The Third Division of the Adjustment Board, upon the whole record and all the evidence, finds that:
The carrier or carriers and the employee or employees involved in this dispute are respectively carrier and employee within the meaning of the Railway Labor Act, as approved June 21, 1934.
This Division of the Adjustment Board has jurisdiction over the dispute involved herein.
This dispute arises out of the Carrier's use of outside forces to perform concrete culvert and retaining wall work. The record reveals that the Carrier gave notice of its intention to contract out such work on August 27, 1991, stating that it "will be available for a conference at a mutually agreeable time." By letter dated September 10, 1991, the Organization objected to the contracting, raised specific questions, and requested a conference prior to the commencement of the work. The Carrier responded to the Organization's concerns and expressed a willingness to meet in its September 24, 1991 reply, suggesting that the Organization put the matter on the agenda at their next conference on contracting notices. The matter was discussed in conference on October 2, 1991. The contracting in issue commenced on October 1, 1991, the day before the conference.

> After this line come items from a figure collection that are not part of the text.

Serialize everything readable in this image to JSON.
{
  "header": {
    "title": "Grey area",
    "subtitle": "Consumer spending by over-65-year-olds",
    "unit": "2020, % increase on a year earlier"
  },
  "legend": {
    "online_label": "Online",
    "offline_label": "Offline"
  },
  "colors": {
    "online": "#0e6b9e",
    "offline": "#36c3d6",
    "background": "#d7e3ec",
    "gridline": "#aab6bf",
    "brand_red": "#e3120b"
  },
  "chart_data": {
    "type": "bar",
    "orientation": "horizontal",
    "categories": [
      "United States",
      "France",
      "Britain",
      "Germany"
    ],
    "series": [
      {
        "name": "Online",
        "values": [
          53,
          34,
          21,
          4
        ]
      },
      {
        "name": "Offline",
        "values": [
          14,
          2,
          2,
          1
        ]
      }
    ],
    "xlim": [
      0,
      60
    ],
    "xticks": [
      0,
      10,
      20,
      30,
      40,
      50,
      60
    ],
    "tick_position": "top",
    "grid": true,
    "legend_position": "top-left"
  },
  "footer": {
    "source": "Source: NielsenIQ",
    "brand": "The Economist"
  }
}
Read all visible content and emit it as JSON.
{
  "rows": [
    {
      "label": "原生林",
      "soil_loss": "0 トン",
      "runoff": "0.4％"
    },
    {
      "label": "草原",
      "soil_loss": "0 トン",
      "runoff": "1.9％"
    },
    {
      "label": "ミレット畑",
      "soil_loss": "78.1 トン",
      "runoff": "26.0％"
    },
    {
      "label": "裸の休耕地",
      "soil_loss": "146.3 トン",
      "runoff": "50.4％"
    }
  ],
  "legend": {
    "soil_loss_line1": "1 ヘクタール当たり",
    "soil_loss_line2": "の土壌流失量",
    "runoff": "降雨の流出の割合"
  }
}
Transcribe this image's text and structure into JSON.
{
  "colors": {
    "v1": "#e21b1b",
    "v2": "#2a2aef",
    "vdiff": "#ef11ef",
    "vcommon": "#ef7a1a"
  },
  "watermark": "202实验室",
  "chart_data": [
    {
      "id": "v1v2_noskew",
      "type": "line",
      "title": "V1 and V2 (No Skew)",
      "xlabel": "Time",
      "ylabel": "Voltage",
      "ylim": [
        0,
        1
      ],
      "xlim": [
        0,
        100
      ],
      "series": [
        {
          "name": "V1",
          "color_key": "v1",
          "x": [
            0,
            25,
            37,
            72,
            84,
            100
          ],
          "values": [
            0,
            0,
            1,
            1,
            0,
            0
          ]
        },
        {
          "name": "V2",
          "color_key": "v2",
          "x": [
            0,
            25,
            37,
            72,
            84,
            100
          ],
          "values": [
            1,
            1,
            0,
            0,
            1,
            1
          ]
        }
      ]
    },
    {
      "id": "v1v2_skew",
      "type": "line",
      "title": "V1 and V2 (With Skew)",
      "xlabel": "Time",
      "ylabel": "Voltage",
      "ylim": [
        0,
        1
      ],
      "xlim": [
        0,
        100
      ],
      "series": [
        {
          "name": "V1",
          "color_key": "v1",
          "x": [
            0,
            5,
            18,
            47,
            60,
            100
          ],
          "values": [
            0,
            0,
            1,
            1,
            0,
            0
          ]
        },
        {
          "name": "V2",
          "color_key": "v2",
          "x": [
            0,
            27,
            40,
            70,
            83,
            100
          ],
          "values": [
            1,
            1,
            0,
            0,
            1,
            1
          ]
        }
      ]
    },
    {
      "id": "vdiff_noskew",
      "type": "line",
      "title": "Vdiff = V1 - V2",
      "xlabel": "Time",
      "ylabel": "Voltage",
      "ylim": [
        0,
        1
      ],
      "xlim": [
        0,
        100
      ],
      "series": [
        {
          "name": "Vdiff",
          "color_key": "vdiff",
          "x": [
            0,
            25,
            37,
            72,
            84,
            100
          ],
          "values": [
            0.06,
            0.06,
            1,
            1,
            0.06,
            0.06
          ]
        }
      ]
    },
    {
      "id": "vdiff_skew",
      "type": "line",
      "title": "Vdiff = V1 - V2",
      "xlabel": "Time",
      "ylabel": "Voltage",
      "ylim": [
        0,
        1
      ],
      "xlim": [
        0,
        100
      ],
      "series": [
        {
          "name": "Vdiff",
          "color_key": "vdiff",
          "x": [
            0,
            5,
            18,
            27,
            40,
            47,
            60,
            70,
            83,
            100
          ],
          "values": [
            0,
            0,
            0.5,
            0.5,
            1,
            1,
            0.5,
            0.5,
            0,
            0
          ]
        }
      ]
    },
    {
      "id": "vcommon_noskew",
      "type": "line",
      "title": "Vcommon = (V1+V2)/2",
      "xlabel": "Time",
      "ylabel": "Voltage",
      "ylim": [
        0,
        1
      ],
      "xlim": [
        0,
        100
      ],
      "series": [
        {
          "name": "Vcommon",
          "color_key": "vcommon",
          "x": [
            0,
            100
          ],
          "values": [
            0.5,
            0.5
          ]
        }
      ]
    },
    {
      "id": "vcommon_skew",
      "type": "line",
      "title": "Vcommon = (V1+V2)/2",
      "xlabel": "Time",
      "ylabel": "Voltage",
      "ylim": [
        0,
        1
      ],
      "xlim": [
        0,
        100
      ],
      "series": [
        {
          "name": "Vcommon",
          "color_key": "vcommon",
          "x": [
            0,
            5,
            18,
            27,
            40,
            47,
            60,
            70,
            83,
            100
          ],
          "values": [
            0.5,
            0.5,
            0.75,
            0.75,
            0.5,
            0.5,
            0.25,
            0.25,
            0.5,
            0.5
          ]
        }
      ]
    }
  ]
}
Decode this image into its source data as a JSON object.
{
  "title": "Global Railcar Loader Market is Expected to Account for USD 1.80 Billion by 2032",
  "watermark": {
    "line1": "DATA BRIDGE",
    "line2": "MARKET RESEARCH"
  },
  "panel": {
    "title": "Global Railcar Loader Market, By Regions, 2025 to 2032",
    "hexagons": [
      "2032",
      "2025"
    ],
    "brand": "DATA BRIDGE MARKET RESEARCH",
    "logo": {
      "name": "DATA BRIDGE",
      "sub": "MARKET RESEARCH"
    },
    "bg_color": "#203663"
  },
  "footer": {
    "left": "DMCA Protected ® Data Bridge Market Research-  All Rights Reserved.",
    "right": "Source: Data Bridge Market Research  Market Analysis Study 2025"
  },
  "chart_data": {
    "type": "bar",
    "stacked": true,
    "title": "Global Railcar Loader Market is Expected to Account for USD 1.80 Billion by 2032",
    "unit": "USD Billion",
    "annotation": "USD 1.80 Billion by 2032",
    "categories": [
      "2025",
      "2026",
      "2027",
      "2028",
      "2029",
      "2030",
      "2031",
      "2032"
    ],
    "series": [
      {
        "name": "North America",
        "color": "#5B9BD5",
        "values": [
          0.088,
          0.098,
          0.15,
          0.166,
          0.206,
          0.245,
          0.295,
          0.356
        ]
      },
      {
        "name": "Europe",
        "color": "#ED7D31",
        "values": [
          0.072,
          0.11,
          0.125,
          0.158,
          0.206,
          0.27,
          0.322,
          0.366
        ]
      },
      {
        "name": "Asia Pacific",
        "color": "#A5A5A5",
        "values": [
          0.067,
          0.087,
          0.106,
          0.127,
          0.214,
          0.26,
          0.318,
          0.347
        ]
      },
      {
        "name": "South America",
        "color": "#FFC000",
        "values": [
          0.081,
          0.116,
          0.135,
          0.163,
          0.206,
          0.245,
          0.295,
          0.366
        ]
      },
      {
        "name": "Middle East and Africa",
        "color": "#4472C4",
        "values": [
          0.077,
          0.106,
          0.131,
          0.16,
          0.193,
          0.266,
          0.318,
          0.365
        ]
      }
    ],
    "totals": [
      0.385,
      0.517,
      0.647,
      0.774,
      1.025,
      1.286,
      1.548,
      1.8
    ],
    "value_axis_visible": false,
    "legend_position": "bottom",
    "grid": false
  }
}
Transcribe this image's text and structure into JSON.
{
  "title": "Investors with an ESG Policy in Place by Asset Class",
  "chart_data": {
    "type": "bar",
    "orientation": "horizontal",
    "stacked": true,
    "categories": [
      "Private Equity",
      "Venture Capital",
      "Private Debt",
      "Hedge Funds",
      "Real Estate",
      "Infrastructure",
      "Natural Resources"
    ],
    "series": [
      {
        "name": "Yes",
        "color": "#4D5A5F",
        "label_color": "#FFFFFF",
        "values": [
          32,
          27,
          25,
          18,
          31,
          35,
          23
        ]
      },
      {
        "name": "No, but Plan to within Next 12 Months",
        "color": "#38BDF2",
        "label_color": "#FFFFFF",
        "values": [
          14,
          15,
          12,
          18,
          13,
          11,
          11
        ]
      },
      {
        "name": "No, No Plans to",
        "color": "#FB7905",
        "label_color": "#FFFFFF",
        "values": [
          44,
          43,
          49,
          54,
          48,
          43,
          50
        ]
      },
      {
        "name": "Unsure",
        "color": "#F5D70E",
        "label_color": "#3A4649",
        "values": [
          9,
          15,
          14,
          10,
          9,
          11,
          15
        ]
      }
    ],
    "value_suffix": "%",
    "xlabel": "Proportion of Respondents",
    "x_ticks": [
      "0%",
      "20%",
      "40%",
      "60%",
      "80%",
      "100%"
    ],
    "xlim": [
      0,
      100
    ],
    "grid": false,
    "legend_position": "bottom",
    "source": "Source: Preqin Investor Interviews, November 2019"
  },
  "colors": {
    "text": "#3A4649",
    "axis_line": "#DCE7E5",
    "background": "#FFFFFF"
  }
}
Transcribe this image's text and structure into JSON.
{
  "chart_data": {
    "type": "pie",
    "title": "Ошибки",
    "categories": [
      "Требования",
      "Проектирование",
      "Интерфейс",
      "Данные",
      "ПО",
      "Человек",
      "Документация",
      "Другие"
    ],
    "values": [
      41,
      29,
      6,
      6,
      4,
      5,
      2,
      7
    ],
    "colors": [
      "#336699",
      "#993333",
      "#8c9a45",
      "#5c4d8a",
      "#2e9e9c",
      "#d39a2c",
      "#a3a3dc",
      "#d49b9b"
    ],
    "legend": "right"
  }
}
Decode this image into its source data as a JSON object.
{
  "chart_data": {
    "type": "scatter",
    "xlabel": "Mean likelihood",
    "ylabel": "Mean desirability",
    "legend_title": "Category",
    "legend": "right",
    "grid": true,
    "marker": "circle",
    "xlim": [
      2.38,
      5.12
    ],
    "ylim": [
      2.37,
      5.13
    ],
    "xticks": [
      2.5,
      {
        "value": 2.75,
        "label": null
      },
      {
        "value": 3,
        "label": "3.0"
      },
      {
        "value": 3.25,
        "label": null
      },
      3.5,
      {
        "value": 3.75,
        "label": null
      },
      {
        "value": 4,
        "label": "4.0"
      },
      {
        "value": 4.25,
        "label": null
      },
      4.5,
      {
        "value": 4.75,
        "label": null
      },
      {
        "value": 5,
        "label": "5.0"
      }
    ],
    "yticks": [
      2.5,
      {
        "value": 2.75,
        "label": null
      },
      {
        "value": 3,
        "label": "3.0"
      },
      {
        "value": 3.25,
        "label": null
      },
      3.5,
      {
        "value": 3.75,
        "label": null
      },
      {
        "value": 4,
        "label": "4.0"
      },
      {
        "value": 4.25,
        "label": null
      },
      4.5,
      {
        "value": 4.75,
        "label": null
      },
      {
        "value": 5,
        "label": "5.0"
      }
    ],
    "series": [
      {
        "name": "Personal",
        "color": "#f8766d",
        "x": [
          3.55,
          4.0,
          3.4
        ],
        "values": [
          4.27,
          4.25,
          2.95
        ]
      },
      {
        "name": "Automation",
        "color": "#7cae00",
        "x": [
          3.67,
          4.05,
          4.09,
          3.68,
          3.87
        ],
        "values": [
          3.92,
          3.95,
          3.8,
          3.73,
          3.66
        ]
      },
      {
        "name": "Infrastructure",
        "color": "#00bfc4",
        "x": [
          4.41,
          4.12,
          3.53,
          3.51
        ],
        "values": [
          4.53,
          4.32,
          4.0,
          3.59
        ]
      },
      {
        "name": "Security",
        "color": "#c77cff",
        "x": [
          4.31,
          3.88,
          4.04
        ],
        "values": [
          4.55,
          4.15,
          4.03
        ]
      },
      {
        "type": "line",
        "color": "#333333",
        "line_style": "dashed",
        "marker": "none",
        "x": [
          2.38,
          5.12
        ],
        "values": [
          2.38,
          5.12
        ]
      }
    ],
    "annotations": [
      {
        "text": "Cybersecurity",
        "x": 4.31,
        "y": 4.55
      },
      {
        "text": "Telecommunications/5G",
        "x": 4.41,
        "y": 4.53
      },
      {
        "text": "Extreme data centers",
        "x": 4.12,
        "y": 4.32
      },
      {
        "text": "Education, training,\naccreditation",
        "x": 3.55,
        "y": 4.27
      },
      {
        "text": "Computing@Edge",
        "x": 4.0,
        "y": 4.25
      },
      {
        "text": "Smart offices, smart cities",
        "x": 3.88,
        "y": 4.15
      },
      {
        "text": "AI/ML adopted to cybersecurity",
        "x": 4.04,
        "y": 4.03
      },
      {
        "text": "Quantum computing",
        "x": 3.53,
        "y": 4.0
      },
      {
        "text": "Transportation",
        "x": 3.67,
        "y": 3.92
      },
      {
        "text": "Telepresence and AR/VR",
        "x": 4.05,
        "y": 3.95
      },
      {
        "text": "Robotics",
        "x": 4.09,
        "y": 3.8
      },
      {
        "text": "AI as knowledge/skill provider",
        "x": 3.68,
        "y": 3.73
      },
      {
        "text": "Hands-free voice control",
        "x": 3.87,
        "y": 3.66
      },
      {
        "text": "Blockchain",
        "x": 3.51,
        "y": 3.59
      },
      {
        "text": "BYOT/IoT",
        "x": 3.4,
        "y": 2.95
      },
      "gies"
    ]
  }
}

The ability of the Carrier to contract out concrete work under Rule 52(b) has been upheld in Third Division Awards 31172, 31035, 31029, 31028, 30287 and 30262. Given the practice established on this property for the kind of contracting out involved in this case, there is no basis for determining that these Awards are palpably erroneous. In the interests of stability, we shall follow their holdings. Form 1 Award No. 31651
The Board concludes that the record in this case does not support the Organization's contention that the Carrier failed to live up to its good faith obligation to meet in conference prior to the work commencing. While the conference was, in fact, held the day after the work began, the Carrier notified the Organization at least 33 days prior to the contracting that it was available to meet in conference in its original notice of intent. Rather than attempting to arrange a conference within the 15 days' advance notice period required in Rule 52(a) in response to the Carrier's expressed willingness to meet, the Organization chose to wait almost two weeks to reply to the notice and requested a conference, rather than arranging a specific date for one to be held. These facts are far different from those relied upon by the Board in finding a Rule 52(a) violation in Third Division Award 31171. Under the circumstances of this case, we cannot say that the Carrier did not give the Organization adequate opportunity to schedule a conference prior to the commencement of work. See Third Division Award 31035.
This Board, after consideration of the dispute identified above, hereby orders than award favorable to the Claimant(s) not be made.